Les trois dernières nouvelles frappent moins. Aube dernière est un poème en prose de Thierry Di Rollo sur la mort d’une mère. Politique, mais décalé comme toujours, Frank Roger décrit dans Ciel rouge, sable rouge, la tension que subit Anthony Dillinger, président du Conseil de la planète terra-formée, confronté à un attentat terroriste : sa fille milite pour un retour de Mars à la situation d’avant la colonisation. Que faire ? Enfin, Daniel Walther, dont le texte clôt l’anthologie, renoue avec l’histoire en rappelant à la barre John Carter, le héros burroughsien. Mais est-ce bien le vrai seigneur de Barsoom qui gravit la plus haute montagne de Mars ? John Carter versus Olympus Mons se termine tragiquement.

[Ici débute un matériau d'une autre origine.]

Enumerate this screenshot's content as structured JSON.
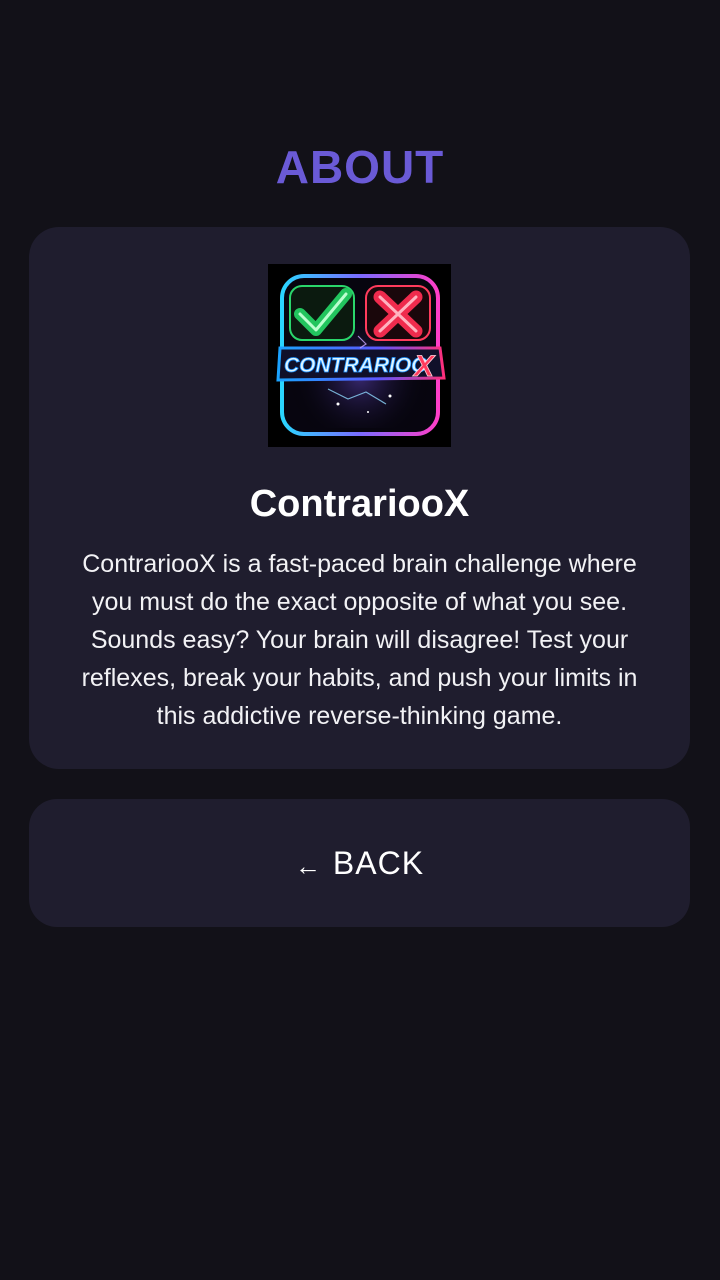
{
  "header": {
    "title": "ABOUT"
  },
  "about_card": {
    "logo": {
      "icon_check": "check-mark-icon",
      "icon_cross": "cross-mark-icon",
      "logo_text_main": "CONTRARIOO",
      "logo_text_x": "X",
      "colors": {
        "check": "#22c55e",
        "cross": "#ef2b4d",
        "frame_left": "#2ad6ff",
        "frame_right": "#ff3ec8"
      }
    },
    "app_name": "ContrariooX",
    "description": "ContrariooX is a fast-paced brain challenge where you must do the exact opposite of what you see. Sounds easy? Your brain will disagree! Test your reflexes, break your habits, and push your limits in this addictive reverse-thinking game."
  },
  "back_button": {
    "arrow": "←",
    "label": "BACK"
  },
  "theme": {
    "background": "#121118",
    "card": "#1f1d2e",
    "accent": "#6a5ad6"
  }
}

Deux appendices terminent le recueil : un survol de la littérature martienne (Van Buggenhout), puis, une petite étude bien ficelée relative à Mars au cinéma (Andrevon) en deux parties : nous sur Mars, Mars chez nous. Suit une filmographie.

Voilà donc une anthologie variée, intéressante, inégale certes, mais ce défaut est inhérent au genre. Un avant-propos et une préface plus approfondis, plus denses, et exempts d’erreurs (Pellucidar n’est pas Barsoom !) n’auraient pas déparé l’ensemble qui, tel quel, reste de belle qualité.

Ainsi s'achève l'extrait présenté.